Siyasette kul hakkı…

Bir önceki yazımla (Piyon deyip geçme, gün gelir şah olur) ilgili çok sayıda telefon aldım. Yazımın özellikle bir bölümü herhangi bir şekilde siyaseten haklarının yenildiğine inananların dikkatini çekmiş. Önce yazımın o bölümüne tekrar bakalım;

“Bir de partisine maddi ve manevi olarak yıllarca hizmet etmiş, ‘Görev alınmaz, verilir’ diye kandırılmış, hiçbir makama talip olmamış, gece gündüz demeden çalışmasına rağmen dışlanmış, sessiz, şaşkın, kırgın ve kızgın isimler var ki işte burada işler biraz karışıyor. İşin içine ah giriyor, beddua giriyor. Çünkü elinden başka bir şey de gelmiyor. Liderine sadık, partisine sadık, dava olarak gördüğü partisini ve liderini terk edemiyor da. Çaresiz bir kenarda oturuyorlar.”

İşte, dikkat çeken bölüm burası. Ne demiştik o bölümde “İşin içine ah giriyor, beddua giriyor…”

Kul hakkı…

Kul hakkı diye bir şey var. Bu hayatın bir de ahireti var. Anı var. Vakti var. Zamanı var. Hesap günü var. Mahşer var. Cennet var. Cehennem var. Azap var. Sen yanına kalacak san. Az veya çok fark etmez. Her ahın bir dönüşü var. Yarına çıkmaya senet mi var? Sık sık helalleşmek, sık sık tövbe etmek, ara ara geriye bakıp düşünmek, nerden nereye geldik diyerek tefekkür edip şükür etmek, bu günlerin kıymetini bilmek. Beraber yürüdüğün insanları hatırlamak, acaba demek. Değişik kul hakları var. Çünkü kul hakkı Allah’ın dahi karışmadığı bir hak. Anne, baba, karı, koca, evlat hakkı. İş hayatı, komşuluk, dostluk, akrabalık hakkı vs.

O zaman herkes helalleşmeli. Tepeden tırnağa. Muhtardan valiye, milletvekilinden belediye başkanına, il ve ilçe başkanından yöneticilerine, meclis üyelerinden mahalle temsilcilerine…

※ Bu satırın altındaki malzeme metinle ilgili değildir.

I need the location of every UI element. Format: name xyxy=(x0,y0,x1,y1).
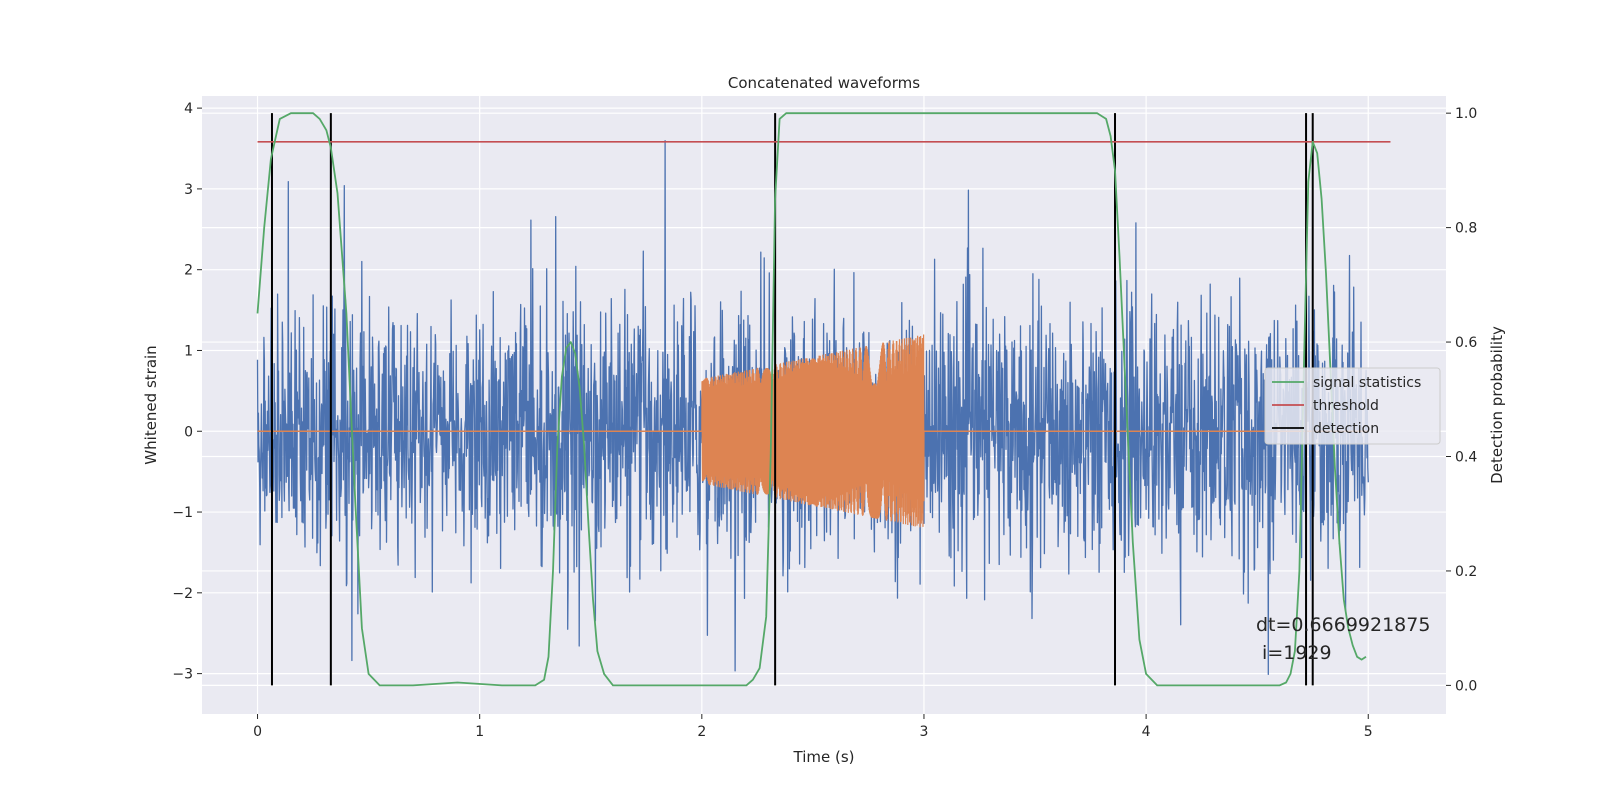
chart-title: Concatenated waveforms xyxy=(728,74,920,92)
legend-label-signal-statistics: signal statistics xyxy=(1313,375,1421,391)
y-axis-label-right: Detection probability xyxy=(1488,326,1506,484)
axis-ticks: 0 1 2 3 4 5 −3 −2 −1 0 1 2 3 4 0.0 0.2 0.4 0.6 0.8 1.0 xyxy=(172,101,1477,740)
y-tick-label: 1 xyxy=(184,343,193,359)
x-tick-label: 2 xyxy=(697,724,706,740)
y-tick-label: 4 xyxy=(184,101,193,117)
y-tick-label: 3 xyxy=(184,182,193,198)
y-right-tick-label: 1.0 xyxy=(1455,106,1477,122)
x-tick-label: 5 xyxy=(1364,724,1373,740)
y-tick-label: −1 xyxy=(172,505,193,521)
y-right-tick-label: 0.2 xyxy=(1455,564,1477,580)
legend-label-detection: detection xyxy=(1313,421,1379,437)
x-tick-label: 0 xyxy=(253,724,262,740)
signal-statistics-line xyxy=(256,112,1367,687)
legend: signal statistics threshold detection xyxy=(1264,367,1441,445)
y-right-tick-label: 0.0 xyxy=(1455,678,1477,694)
legend-label-threshold: threshold xyxy=(1313,398,1379,414)
y-right-tick-label: 0.8 xyxy=(1455,221,1477,237)
chirp-signal-line xyxy=(701,334,925,528)
annotation-dt: dt=0.6669921875 xyxy=(1256,614,1430,636)
y-right-tick-label: 0.6 xyxy=(1455,335,1477,351)
y-right-tick-label: 0.4 xyxy=(1455,450,1477,466)
annotation-index: i=1929 xyxy=(1256,642,1332,664)
y-tick-label: 0 xyxy=(184,424,193,440)
y-tick-label: −3 xyxy=(172,667,193,683)
x-tick-label: 1 xyxy=(475,724,484,740)
x-axis-label: Time (s) xyxy=(793,748,855,766)
legend-box xyxy=(1264,367,1441,445)
y-tick-label: −2 xyxy=(172,586,193,602)
x-tick-label: 3 xyxy=(920,724,929,740)
y-axis-label-left: Whitened strain xyxy=(142,345,160,464)
x-tick-label: 4 xyxy=(1142,724,1151,740)
y-tick-label: 2 xyxy=(184,263,193,279)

Birbirinin üzerinde hakkı bulunan herkes. Yarın mahşer günü. Herkes hesap verecek. Hesap günü gelmeden evvel herkes birbiriyle helalleşmeli. Özellikle siyaset yapanlar. Neden mi? Çünkü en çok hak, günümüz siyasetinde yeniliyor da ondan… Siyaseten nasıl kul hakkı yeniliyor bir bakalım…

Dava arkadaşlarının sırtına basarak yükselenler, yükselmek için dava arkadaşlarını satanlar, yükselmek için bastıkları dalları kıranlar, hiçbir çaba ve emek harcamadan tesadüfen veya torpille makama gelenler, makama gelince kimseyi tanımayanlar, makamı özel şirketi gibi yönetip, dava arkadaşlarını maaşlı personel olarak görüp, azarlayarak yönetmeye çalışanlar, kırmızı ışıkta durduğunda kendisini makama getiren kişiyle göz göze gelmemek için arka koltuğunda kafasını çevirenler, kendisinden önceki makam sahiplerini ve önceki dönemde göreve getirilenleri kan davası güderek işten çıkaranlar, kendisinden daha liyakatli ve tecrübeli isimleri kendisine rakip olmasın, koltuğundan etmesin diye düşman ilan edip devre dışı bırakmaya ve siyaseten silmeye çalışanlar, herkesin içinde ayakkabısını sildirenler, koruma ordusuyla gezenler, üstten bakıp, küçük görenler, kendi eş, dost akrabalarını işe alanlar, haram yiyenler, yolsuzluk yapanlar, adil olmayanlar, yırtık ayakkabısı ile dolaşırken birden bire zengin olanlar, korku imparatorluğu kuranlar, insanları satın almaya kalkanlar, adam kayıranlar, ırkçılık yapanlar, sahip olduğu imkanları kendi özel hayatı için kullananlar, rakiplerine iftira atanlar, karalama kampanyası yapanlar, özel hayata ve ailelere dil uzatanlar, belden aşağı vuranlar, dedikodu ve gıybet yapanlar, küçük olsun benim olsun diyenler vs.vs.vs.

Tüm bu saydıklarımdan bir tanesini bile yapmış olsanız…

Ecel gelmeden, vaktiniz dolmadan, makamdan düşmeden, makamdan düştükten sonra tek başınıza çay içmek mecburiyetinde kalıp rezil olmadan, musibetle karşılaşmadan, kul hakkı yediklerinizle helalleşin. Kim mi onlar? Siz onları çok iyi bilirsiniz. Helalleşin. Özellikle siyasiler.